‘Unfortunately, the day job gets in the way of the saving the city full time.’ He smiled. ‘Without the aid of tight costumes, my father helped to revolutionise the computer industry in the 1980s. I spent a lot of my childhood watching him solder motherboards together.’
‘Is that a good thing or a bad thing?’
‘Back then, I would rather have spent my time watching NFL.’
‘And now?’
He nodded. ‘Yeah, pretty much still feel that way for the most part.’
‘So you’re not all work, work, work, then?’
Now the unease rolled into his shoulders as he thought about the job he did. The billions of pounds he played with, the employees he was responsible for. It was a burden. He didn’t love it like his father. He wasn’t exceptional like his brother. He was doing his best but he was hanging everything on the Globe. Failure wasn’t an option. He had to make that work or he didn’t know what came next.
He smiled, regaining his composure, hopefully before she had even realised it had diminished. ‘All work and no play isn’t my style.’
‘If only your staff could hear you now.’
The vodka and cranberry was doing strange things to her tongue. She liked to talk but she wasn’t usually this good at shooting herself in the foot every time words fell out of her mouth.
‘Was my name bandied around the dinner table along with the wine you couldn’t pronounce the name of?’
The tone of his voice had an edge to it and she quickly shook her head. ‘No, of course not. Dean isn’t like that.’ She hurried on. ‘He’s a hard worker and he’s the most intelligent person I know. And he’s very discreet. Completely discreet.
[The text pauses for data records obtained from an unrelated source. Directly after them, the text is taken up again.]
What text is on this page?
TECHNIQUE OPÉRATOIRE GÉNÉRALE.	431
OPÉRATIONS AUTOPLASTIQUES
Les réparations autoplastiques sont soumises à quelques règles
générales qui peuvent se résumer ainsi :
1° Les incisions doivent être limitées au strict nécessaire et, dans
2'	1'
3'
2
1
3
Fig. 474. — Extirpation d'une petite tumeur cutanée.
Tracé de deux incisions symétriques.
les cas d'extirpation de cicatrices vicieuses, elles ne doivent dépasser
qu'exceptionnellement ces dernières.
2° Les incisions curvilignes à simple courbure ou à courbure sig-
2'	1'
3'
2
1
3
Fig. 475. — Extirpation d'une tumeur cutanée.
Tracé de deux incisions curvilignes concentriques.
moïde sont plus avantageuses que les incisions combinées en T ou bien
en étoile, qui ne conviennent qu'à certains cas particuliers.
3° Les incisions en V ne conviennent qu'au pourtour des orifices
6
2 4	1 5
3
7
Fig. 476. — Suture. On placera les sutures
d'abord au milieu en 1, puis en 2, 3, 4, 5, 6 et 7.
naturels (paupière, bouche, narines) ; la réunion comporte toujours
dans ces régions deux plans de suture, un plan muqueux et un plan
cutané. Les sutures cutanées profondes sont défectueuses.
Always has been.’ She hoped she had salvaged this.
‘Hopefully, he won’t be discreet when he brings the Globe to market. I want more press than a red carpet event at the Oscars.’
‘And I wouldn’t mind one of the dresses.’
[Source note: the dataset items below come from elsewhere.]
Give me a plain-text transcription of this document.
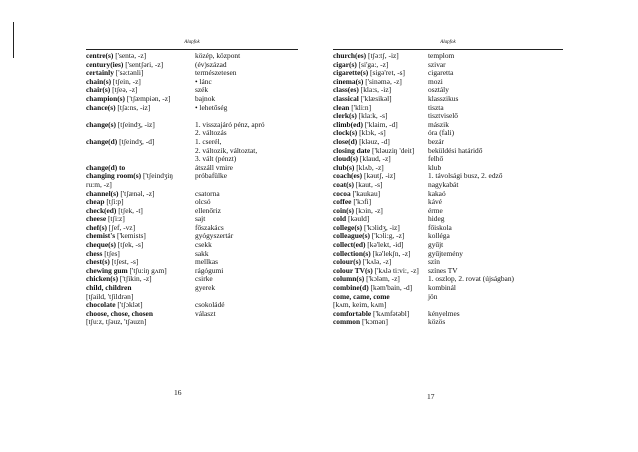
Alapfok
centre(s) ['sentə, -z]	közép, központ
century(ies) ['sentʃəri, -z]	(év)század
certainly ['sə:tənli]	természetesen
chain(s) [tʃein, -z]	• lánc
chair(s) [tʃeə, -z]	szék
champion(s) ['tʃæmpiən, -z]	bajnok
chance(s) [tʃa:ns, -iz]	• lehetőség
change(s) [tʃeindʒ, -iz]	1. visszajáró pénz, apró
2. változás
change(d) [tʃeindʒ, -d]	1. cserél,
2. változik, változtat,
3. vált (pénzt)
change(d) to	átszáll vmire
changing room(s) ['tʃeindʒiŋ	próbafülke
ru:m, -z]
channel(s) ['tʃænəl, -z]	csatorna
cheap [tʃi:p]	olcsó
check(ed) [tʃek, -t]	ellenőriz
cheese [tʃi:z]	sajt
chef(s) [ʃef, -vz]	főszakács
chemist's ['kemists]	gyógyszertár
cheque(s) [tʃek, -s]	csekk
chess [tʃes]	sakk
chest(s) [tʃest, -s]	mellkas
chewing gum ['tʃu:iŋ gʌm]	rágógumi
chicken(s) ['tʃikin, -z]	csirke
child, children	gyerek
[tʃaild, 'tʃildrən]
chocolate ['tʃɔklət]	csokoládé
choose, chose, chosen	választ
[tʃu:z, tʃəuz, 'tʃəuzn]
Alapfok
church(es) [tʃə:tʃ, -iz]	templom
cigar(s) [si'ga:, -z]	szivar
cigarette(s) [sigə'ret, -s]	cigaretta
cinema(s) ['sinəmə, -z]	mozi
class(es) [kla:s, -iz]	osztály
classical ['klæsikəl]	klasszikus
clean ['kli:n]	tiszta
clerk(s) [kla:k, -s]	tisztviselő
climb(ed) ['klaim, -d]	mászik
clock(s) [klɔk, -s]	óra (fali)
close(d) [kləuz, -d]	bezár
closing date ['kləuziŋ 'deit] beküldési határidő
cloud(s) [klaud, -z]	felhő
club(s) [klʌb, -z]	klub
coach(es) [kəutʃ, -iz]	1. távolsági busz, 2. edző
coat(s) [kaut, -s]	nagykabát
cocoa ['kaukau]	kakaó
coffee ['kɔfi]	kávé
coin(s) [kɔin, -z]	érme
cold [kəuld]	hideg
college(s) ['kɔlidʒ, -iz]	főiskola
colleague(s) ['kɔli:g, -z]	kolléga
collect(ed) [kə'lekt, -id]	gyűjt
collection(s) [kə'lekʃn, -z] gyűjtemény
colour(s) ['kʌlə, -z]	szín
colour TV(s) ['kʌlə ti:vi:, -z] színes TV
column(s) ['kɔləm, -z]	1. oszlop, 2. rovat (újságban)
combine(d) [kəm'bain, -d] kombinál
come, came, come	jön
[kʌm, keim, kʌm]
comfortable ['kʌmfətəbl]	kényelmes
common ['kɔmən]	közös
16	17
Her fingers went to the hair clip on the front of her dress then across to the cut-off shoulders she hadn’t had time to hem. She cleared her throat. ‘None of those in my luggage. Anything with Swarovski crystals would completely eat into the baggage allowance.’
He smiled, seemed to drop his eyes to Angel’s hair clip on her dress. It had looked funky in the mirror at Dean’s apartment; now it felt trashy. Not that she cared. Because she was completely disinterested in men. This man in particular. Who was rude and abandoned dates and was definitely not giving her any kind of hot flush whatsoever.
‘So, you’re just visiting?’ he asked.
‘I think so…’ She wet her lips. ‘I didn’t mean that,’ she corrected. ‘I meant to say, yes.’
He looked quizzical then.
‘I’ve got a return ticket for just after New Year.’
His gaze was unsettling her now. She pulled at a petal on the hair clip. ‘School starts back in January.’ She swallowed. ‘You knowI have a daughter. The one your PA probably told you went on and on about you being an eligible bachelor.’
She really needed to stop talking now.
‘And she was getting very talkative about the lobsters at the restaurant the other night,’ he said.
Hayley looked up, a smile on her face. ‘You heard that?’
‘To be honest, it was pretty hard not to,’ he said with a wry smile.
‘Yeah, she’s loud and opinionated and too clever for her own good.’
‘What’s her name?’
‘Angel,’ Hayley said.
‘It’s pretty.’
‘I think she would rather be named after someone from history now she’s nine. Every day, I wait for the forms to change her name to Boudicca.’